Jack Welch, the 20-year General Electric CEO who grew the company’s value by 4,000 percent, said those words. His tactic—letting talented people do their thing—is one the owners at Joseph Decuis seem to take to heart: They hired a new head chef late last year, and one of his first orders of business? Reorganize the kitchen completely and change the menu.

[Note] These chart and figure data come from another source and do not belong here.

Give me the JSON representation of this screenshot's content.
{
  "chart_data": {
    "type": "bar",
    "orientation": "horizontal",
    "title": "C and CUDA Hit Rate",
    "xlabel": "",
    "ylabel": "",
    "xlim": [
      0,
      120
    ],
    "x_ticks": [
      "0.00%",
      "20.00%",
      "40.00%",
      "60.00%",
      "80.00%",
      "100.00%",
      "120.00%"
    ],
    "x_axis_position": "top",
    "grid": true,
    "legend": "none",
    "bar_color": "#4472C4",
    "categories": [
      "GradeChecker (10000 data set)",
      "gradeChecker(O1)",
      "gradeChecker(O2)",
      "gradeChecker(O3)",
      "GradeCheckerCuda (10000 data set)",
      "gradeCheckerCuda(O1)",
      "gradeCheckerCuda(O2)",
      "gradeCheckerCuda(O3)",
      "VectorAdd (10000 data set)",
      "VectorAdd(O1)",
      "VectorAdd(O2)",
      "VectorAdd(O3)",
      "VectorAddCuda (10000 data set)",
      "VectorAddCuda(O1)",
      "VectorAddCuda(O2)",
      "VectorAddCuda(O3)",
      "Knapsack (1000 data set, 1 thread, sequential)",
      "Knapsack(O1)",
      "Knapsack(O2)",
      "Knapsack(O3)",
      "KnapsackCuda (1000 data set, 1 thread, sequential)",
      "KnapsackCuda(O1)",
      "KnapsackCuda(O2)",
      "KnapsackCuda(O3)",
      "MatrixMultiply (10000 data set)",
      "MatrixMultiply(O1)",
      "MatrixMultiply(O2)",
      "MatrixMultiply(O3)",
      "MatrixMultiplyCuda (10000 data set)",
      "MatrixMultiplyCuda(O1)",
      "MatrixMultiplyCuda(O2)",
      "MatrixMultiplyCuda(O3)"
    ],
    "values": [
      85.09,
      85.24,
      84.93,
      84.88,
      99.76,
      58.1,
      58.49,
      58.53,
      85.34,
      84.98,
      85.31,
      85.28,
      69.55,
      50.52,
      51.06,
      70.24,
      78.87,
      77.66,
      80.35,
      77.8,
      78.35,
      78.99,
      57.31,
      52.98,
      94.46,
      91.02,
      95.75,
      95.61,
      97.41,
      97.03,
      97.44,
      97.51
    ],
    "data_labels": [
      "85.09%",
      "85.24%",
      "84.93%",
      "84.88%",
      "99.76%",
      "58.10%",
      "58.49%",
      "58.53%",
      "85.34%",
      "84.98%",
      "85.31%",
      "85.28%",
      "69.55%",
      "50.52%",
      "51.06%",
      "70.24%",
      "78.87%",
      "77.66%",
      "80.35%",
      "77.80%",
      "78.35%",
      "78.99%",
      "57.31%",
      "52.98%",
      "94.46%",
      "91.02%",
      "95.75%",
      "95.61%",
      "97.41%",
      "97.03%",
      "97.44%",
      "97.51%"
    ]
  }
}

“We’ve got a good reputation, and I plan on keeping that reputation, but I want to make it better,” says Marcus Daniel, the Roanoke restaurant’s head chef and a 2006 graduate of Ivy Tech Community College Northeast’s Hospitality Administration program. “The owners put a lot of trust in me to make the best food I can.”

His new menu, which changes regularly, focuses on fresh, farm-to-fork options. His goal is to see most of his menu—80 percent—come from the Eshelman farm; Pete and Alice Eshelman, who own Joseph Decuis, also run their own farm, which produces myriad produce and protein options: chickens, pigs, goats, sheep, and turkeys. According to the restaurant’s website, it is the only farm in the country to raise Wagyu beef, known for being the best tasting, healthiest beef in the world, following traditional Japanese husbandry practices.

“I haven’t ordered eggs in two months,” says Daniel, who rattles off some of his kitchen’s from-scratch offerings: pita bread, lemon rosemary biscotti, rhubarb sorbet, Mangalitza hash, a recipe he based on a dish from Los Angeles.
Daniel has worked in kitchens from California to New York, including the John Dory Oyster Bar, a New York City restaurant under April Bloomfield, a British chef known for holding a Michelin star, a mark of distinction to recognize quality of cooking, at two restaurants.
Before starting at Joseph Decuis, Daniel helped open a Fort Wayne sandwich shop on Coliseum Boulevard, Mr. Panini, where he met Nick Richardson, a fellow Ivy Tech hospitality administration graduate, who started at then-Manchester College.
“I couldn’t find anything I wanted to do,” he says, so he turned to Ivy Tech Northeast for cooking. “It was either that or barber school.”
“You were gonna be a barber?” Daniel asks.
It might seem hard to fathom: Richardson is Daniel’s sous chef, charged with serving as a liaison between the business and cooking sides of the restaurant. Richardson started at Joseph Decuis two months before Daniel, and when the restaurant needed a head chef, Richardson knew where to look.
“We complement each other really well,” Daniel says. “Nick is very organized and very structured.”
“And he’s creative,” Richardson says.
One of Daniel’s goals with Joseph Decuis is to focus on small-plate options.
“When I go out to eat,” he says, “I’d rather eat the whole menu. “I want to appeal to a younger demographic, who grew up with the Food Network, who knows about the rest of the world but maybe hasn’t had a chance to explore it.”